2025年問題とは、団塊の世代すべてが75歳以上となり、超高齢化社会を迎えることによって生じる諸問題のことです。社会保障費の負担増加や人手不足の深刻化など、2025年問題は社会や企業にさまざまな影響を及ぼすと考えられています。本記事では、2025年問題の基礎知識や各業界への影響、国による施策や企業ができることを、わかりやすく解説します。

2025年問題とは

「2025年問題」とは、日本において2025年を境に高齢者の割合が著しく増加することにより、引き起こされる社会的問題のことです。具体的には、現役世代に対する社会保障費の負担増加、労働者人口の減少による国内市場の縮小、介護・医療システムの崩壊などが含まれます。

特に、団塊の世代(ベビーブーム世代:1947年~1949年に生まれた世代)すべてが2025年には75歳以上となり、国民の4人に1人が後期高齢者となる「超高齢化社会」の到来が、さまざまな問題の原因となるとされています。

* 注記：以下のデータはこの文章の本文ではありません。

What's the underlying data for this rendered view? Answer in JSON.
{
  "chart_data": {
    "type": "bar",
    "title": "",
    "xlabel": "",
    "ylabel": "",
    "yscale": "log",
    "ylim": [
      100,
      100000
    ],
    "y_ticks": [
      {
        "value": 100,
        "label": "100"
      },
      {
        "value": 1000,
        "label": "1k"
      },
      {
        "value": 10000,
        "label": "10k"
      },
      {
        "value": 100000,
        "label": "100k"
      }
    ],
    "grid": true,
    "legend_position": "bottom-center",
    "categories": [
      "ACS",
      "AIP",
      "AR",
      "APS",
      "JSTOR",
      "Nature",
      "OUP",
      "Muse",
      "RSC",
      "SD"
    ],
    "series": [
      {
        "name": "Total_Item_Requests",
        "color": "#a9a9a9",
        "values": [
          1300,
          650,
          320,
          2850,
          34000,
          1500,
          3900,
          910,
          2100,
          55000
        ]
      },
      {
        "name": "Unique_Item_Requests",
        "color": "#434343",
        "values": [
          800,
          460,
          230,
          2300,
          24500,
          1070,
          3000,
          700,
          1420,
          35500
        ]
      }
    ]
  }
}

2024年9月、総務省が発表した「統計からみた我が国の高齢者」によると、2025年には75歳以上の後期高齢者が2,155万人に達するとされており、その後2045年まで緩やかに増加し続ける見込みです。

一方、少子化も進行しており、2025年以降は生産年齢人口の減少がさらに加速すると指摘されています。2024年5月、総務省が発表した「我が国の子どもの数」によると、2024年4月1日時点での15歳未満の子どもの数は前年より33万人減少し、1,401万人となりました。1982年から43年連続で減少し、過去最低の水準に達したことが報告されています。

従来は、高齢化の進行の「速さ」が問題視されていましたが、現在では高齢化率の「高さ」が新たな社会的課題となっています。このまま何も対策を講じない場合、社会保障費の増加や若年層の労働力不足など、社会の幅広い分野に影響を及ぼす恐れがあります。

参考:
厚生労働省|令和5年版 厚生労働白書
https://www.mhlw.go.jp/wp/hakusyo/kousei/22/dl/zentai.pdf
総務省|統計からみた我が国の高齢者
https://www.stat.go.jp/data/topics/pdf/topics142.pdf
総務省|我が国の子どもの数
https://www.stat.go.jp/data/jinsui/topics/pdf/topics141.pdf

「2040年問題」との違い

2040年問題とは、団塊の世代の次に人口が多い「団塊ジュニア世代」が2040年に65歳以上となり、国内経済や社会の維持が深刻な危機に直面する問題のことです。2040年頃には、日本の65歳以上の高齢者の人口比率が35.3%に達し、その結果、20~64歳は総人口の約半分にまで減少すると予測されています。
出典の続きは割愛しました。